Customers at Tamworth Co-op supermarket donated the dividends earned on their purchases to raise a healthy £1,765 for Tame Community First Responders.
It is the largest amount to be handed out in 2018 as part of Tamworth Co-op’s Community Dividend Fund scheme which ploughs around £10,000 annually into good local causes.
The first responder group is run entirely by volunteers who depend on donations to keep their rapid response vehicle on the road. At times they provide the sole, initial 999 response for the Tamworth area when ambulance crews are busy in other parts of the region.
Some of the money will be spent on fitting a pull-out storage rack in the boot of the vehicle so that it is easier to lift heavy patient monitor equipment in and out. The rest will go on installing an enhanced rear camera system to protect the BMW estate car from vandalism.
Ken Hughes, chairman of Tame Community First Responders, said: “We are so grateful to the Co-op and the shoppers for this money. It really is a boost.

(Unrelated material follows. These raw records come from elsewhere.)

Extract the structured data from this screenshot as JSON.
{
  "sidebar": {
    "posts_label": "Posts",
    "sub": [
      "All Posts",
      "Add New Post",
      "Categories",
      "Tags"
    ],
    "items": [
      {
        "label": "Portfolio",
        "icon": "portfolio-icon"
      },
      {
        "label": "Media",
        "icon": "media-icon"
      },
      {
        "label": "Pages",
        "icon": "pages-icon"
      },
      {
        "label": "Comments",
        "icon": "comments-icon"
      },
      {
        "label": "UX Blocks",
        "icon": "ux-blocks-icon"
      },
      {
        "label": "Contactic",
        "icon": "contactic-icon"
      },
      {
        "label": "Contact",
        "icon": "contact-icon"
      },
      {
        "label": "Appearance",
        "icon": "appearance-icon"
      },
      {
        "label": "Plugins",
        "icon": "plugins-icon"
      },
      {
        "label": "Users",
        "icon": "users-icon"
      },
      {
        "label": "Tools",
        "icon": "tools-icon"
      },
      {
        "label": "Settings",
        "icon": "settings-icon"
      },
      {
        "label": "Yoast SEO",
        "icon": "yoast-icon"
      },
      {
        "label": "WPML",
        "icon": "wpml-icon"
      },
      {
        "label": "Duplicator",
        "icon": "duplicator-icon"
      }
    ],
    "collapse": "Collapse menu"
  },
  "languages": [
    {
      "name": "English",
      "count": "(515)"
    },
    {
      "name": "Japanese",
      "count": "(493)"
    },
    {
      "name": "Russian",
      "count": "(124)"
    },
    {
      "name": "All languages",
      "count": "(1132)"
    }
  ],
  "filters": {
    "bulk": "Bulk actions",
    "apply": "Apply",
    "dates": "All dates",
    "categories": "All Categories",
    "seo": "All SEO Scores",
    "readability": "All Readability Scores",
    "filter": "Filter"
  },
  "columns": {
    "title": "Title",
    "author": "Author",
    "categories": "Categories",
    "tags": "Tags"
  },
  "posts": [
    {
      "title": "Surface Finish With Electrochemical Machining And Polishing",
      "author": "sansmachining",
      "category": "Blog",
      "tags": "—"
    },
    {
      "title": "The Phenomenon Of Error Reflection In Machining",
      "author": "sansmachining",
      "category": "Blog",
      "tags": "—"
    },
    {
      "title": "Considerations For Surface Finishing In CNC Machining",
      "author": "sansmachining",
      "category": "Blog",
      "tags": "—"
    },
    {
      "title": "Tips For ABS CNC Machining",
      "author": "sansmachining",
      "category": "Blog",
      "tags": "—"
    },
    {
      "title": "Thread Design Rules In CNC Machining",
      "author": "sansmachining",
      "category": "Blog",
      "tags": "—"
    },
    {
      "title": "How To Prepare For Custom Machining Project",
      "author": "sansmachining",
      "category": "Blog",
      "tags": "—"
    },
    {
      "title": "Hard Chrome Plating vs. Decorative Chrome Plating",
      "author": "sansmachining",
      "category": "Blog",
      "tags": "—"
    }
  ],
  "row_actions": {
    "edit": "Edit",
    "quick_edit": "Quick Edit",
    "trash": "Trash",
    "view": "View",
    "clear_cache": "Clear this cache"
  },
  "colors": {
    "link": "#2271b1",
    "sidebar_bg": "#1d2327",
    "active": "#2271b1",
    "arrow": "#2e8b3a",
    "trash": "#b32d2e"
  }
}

“We get a fuel allowance from the West Midlands Ambulance Service and oxygen, but otherwise we have to provide our own equipment and uniforms. We are also trying to build up our funds to eventually buy a new car and kit. So receiving support like this is vital for us.”
Julie Clark, manager of Tamworth Co-op supermarket, said: “This is such an essential service because it can save people’s lives. We have had a wonderful response from our shoppers this year and I’m so pleased to have been able to hand over such a large sum of money.”
Tame Community First Responders was set up by co-ordinator Keith Dawson and has been in operation since 2010. A total of 12 first responders provide immediate life-saving treatment while an ambulance is on the way. They answer thousands of calls a year, ranging from accidents to medical emergencies, such as people with breathing or chest problems, diabetes and epilepsy.
The volunteers include a police officer, a nurse and others in full-time work who dedicate their spare time to assisting patients before paramedics arrive on the scene.